Truly a Family Affair
Over the past nine years, Souza has reclaimed a niche in the local market. And, from grandfather to grandson, husband to wife, it is truly a family operation.
“Yes, our family business has grown. My wife Stacey is the office manager, but will work on-site from time to time. Jason Jr. is now 17 years old and he has spent the last couple summers going to work with Dad and learning the trade,” said Souza. “Even our three-year-old, Wyatt, helps Dad wash the big trucks when Dad comes home, and has helped us land jobs.”
American Excavating employs several full-time workers and uses various local sub-contractors on jobs. Services have expanded as well as family.
“We now offer septic financing, which is done through Barnstable County. We also have done some landscape construction jobs to keep the company busy in slow times,” said Souza. “We also do start-to-finish site development, which includes mulch installation, tree work, loam installation, seeding lawns, etc.”
For a small company, Souza has taken on some interesting projects, in and around the ocean on challenging Cape Cod, including a 10-bedroom house in Oak Bluffs, Martha’s Vineyard, on Anthier’s Way, a neighborhood of multi-million dollar homes.
“The house was 15,000-square feet,” said Souza. “We spent the entire summer of 2009 in Oak Bluffs, or traveling back and forth on the Steamship Authority [ferry shuttle system] across the Bay.”
His crew also finished a large boulder retaining in Barnstable Village on Millway, across from the harbor.
“We also did complete site work, including beach renourishment, in New Seabury on Squaws Lane,” he added. “First, we performed the demolition of an older house, the site work, septic installation, landscape construction and driveway installation.”
Souza’s greatest asset, besides his hard-working wife, is his personal accessibility.
“When you call me, you get me. I treat every job like it is my own property, while never forgetting that it belongs to my client,” he said. “Job sites are always left neat and orderly with roads swept and trash picked up. All clients receive daily updates via email, pictures and video walk through. Out of town clients especially appreciate this and we are happy to do this for them. Our smart phones come in handy for this.”
Another asset is endurance, 24/7. This came in very handy during strenuous operations like the noted New England Blizzard of 2005.
“We worked for 155 straight hours, taking only brief breaks for food and quick naps during a state of emergency for the Town of Barnstable.
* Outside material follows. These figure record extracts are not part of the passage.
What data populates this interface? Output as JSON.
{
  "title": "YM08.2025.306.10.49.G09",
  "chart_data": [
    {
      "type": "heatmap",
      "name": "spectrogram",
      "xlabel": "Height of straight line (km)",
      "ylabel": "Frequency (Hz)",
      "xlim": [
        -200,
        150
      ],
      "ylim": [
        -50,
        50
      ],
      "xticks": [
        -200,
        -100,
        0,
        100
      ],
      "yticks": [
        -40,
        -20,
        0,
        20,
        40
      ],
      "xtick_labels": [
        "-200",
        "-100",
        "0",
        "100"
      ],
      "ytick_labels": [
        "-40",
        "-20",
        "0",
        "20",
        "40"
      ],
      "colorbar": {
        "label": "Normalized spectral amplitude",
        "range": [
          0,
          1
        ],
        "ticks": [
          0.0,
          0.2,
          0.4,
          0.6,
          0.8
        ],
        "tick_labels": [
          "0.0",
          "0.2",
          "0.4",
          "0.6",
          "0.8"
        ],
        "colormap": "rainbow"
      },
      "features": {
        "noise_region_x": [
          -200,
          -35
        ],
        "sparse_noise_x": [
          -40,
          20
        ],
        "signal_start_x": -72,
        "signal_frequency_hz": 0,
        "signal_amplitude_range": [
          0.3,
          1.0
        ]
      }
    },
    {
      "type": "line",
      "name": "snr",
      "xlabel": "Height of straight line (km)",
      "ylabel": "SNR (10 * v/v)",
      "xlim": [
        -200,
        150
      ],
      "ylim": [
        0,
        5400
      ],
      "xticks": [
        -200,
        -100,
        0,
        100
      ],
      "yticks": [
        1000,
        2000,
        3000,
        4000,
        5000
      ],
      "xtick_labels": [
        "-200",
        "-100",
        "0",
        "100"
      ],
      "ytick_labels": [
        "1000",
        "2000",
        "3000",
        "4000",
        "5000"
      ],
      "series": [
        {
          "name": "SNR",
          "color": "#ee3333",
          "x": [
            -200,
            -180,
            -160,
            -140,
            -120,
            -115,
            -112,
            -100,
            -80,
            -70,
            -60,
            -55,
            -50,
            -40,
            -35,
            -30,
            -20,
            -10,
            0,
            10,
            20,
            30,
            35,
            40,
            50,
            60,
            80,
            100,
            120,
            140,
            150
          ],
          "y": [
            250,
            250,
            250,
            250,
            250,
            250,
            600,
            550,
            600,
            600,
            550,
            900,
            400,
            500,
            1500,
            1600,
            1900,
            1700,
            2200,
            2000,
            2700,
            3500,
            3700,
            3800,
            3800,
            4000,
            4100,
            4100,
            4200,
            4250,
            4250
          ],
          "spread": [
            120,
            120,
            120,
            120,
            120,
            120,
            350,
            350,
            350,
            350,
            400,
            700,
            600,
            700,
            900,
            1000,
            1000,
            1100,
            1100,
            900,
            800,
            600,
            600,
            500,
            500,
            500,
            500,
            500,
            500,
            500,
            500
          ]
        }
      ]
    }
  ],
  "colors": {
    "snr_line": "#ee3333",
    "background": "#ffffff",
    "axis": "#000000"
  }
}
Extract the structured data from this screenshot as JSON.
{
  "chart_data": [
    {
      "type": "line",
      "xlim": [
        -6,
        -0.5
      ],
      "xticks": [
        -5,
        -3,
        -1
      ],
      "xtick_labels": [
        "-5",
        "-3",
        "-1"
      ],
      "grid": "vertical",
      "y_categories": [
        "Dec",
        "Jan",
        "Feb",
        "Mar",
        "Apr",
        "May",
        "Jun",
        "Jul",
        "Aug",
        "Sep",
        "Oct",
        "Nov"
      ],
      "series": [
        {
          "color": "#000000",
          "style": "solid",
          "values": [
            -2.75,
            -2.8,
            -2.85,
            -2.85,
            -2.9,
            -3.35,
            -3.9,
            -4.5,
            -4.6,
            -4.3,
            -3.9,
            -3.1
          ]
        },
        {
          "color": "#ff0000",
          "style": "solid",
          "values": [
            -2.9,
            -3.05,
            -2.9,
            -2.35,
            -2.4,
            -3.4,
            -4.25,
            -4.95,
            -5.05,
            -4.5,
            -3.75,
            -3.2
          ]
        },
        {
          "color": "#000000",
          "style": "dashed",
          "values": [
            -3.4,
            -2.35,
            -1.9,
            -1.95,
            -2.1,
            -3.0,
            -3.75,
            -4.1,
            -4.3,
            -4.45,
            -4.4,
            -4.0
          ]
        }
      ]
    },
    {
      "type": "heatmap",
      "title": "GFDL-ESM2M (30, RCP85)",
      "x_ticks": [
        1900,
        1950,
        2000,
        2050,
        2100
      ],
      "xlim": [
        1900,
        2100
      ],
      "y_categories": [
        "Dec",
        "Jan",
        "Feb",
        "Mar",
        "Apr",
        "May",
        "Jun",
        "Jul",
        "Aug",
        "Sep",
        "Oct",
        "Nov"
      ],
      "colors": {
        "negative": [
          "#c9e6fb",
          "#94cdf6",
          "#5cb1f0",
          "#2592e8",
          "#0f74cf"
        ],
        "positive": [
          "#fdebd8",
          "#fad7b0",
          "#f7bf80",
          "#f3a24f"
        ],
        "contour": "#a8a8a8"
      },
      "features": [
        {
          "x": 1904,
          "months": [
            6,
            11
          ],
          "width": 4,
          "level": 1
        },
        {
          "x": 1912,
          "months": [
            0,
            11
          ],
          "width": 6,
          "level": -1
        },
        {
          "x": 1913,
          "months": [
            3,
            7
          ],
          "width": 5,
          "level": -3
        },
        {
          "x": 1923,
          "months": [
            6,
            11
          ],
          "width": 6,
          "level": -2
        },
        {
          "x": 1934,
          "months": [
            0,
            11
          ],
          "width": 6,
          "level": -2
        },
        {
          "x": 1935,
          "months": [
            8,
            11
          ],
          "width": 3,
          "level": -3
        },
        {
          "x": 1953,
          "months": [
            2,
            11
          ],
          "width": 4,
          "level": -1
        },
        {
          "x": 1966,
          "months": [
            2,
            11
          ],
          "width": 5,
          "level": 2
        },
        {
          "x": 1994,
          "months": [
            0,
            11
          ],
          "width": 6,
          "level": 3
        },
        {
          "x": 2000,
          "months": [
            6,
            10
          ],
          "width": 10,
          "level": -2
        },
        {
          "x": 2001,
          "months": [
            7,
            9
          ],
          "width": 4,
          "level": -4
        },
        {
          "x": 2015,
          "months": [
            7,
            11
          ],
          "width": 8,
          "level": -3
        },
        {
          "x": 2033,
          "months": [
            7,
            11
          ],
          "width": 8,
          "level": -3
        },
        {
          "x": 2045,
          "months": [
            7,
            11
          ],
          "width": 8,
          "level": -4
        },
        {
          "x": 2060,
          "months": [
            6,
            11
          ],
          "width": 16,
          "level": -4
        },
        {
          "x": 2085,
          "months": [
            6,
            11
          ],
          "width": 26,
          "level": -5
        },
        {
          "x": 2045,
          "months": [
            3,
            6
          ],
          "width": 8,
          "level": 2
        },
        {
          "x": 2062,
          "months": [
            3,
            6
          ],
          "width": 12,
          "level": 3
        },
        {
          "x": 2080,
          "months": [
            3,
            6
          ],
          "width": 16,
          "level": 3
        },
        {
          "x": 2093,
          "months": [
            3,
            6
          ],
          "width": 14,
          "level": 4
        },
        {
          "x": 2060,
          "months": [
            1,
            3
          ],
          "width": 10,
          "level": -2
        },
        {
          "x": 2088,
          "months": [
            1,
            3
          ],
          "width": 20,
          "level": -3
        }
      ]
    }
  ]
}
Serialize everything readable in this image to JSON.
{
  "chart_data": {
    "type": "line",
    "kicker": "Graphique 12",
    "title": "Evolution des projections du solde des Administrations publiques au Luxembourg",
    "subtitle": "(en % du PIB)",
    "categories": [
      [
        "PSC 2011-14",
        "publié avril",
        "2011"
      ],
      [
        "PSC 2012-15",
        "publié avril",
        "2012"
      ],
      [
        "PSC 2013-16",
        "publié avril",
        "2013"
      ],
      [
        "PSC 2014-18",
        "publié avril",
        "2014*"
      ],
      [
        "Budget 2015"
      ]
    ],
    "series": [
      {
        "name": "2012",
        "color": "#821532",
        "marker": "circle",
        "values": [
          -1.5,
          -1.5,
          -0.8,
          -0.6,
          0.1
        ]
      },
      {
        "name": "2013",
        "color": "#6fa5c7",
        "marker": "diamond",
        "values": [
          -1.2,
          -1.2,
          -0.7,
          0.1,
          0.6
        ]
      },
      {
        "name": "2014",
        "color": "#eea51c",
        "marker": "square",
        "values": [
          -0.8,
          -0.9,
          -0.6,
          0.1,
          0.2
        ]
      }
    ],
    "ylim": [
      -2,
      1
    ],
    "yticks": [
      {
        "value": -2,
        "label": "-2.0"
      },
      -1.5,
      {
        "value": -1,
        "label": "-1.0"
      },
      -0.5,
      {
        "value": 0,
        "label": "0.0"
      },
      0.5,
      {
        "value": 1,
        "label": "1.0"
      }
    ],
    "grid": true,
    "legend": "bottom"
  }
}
We did around-the-clock snow removal with a crew of four guys,” said Souza.
Safety is a top priority and focus on every job site and Souza gives wife Stacey tremendous credit for her devoted partnership (even to the point of editing his answers in this story).
“I credit my wife for dealing with me during these uncertain times, constructing our Web site and for supporting me and working late nights to complete last- minute proposals,” said Souza.
During those “uncertain times” that every contracting company sustains, Souza said the key to his smaller company is never refusing any job, no matter its size.
“Before, our main focus was heavy construction and primarily the excavation side of the business. Now, we don’t turn down any job, as long as it is within our realm of expertise. We don’t turn down a job because it is too small,” he said. “I am a universal soldier. I oversee every aspect of every job and am always available to answer client’s questions or concerns.”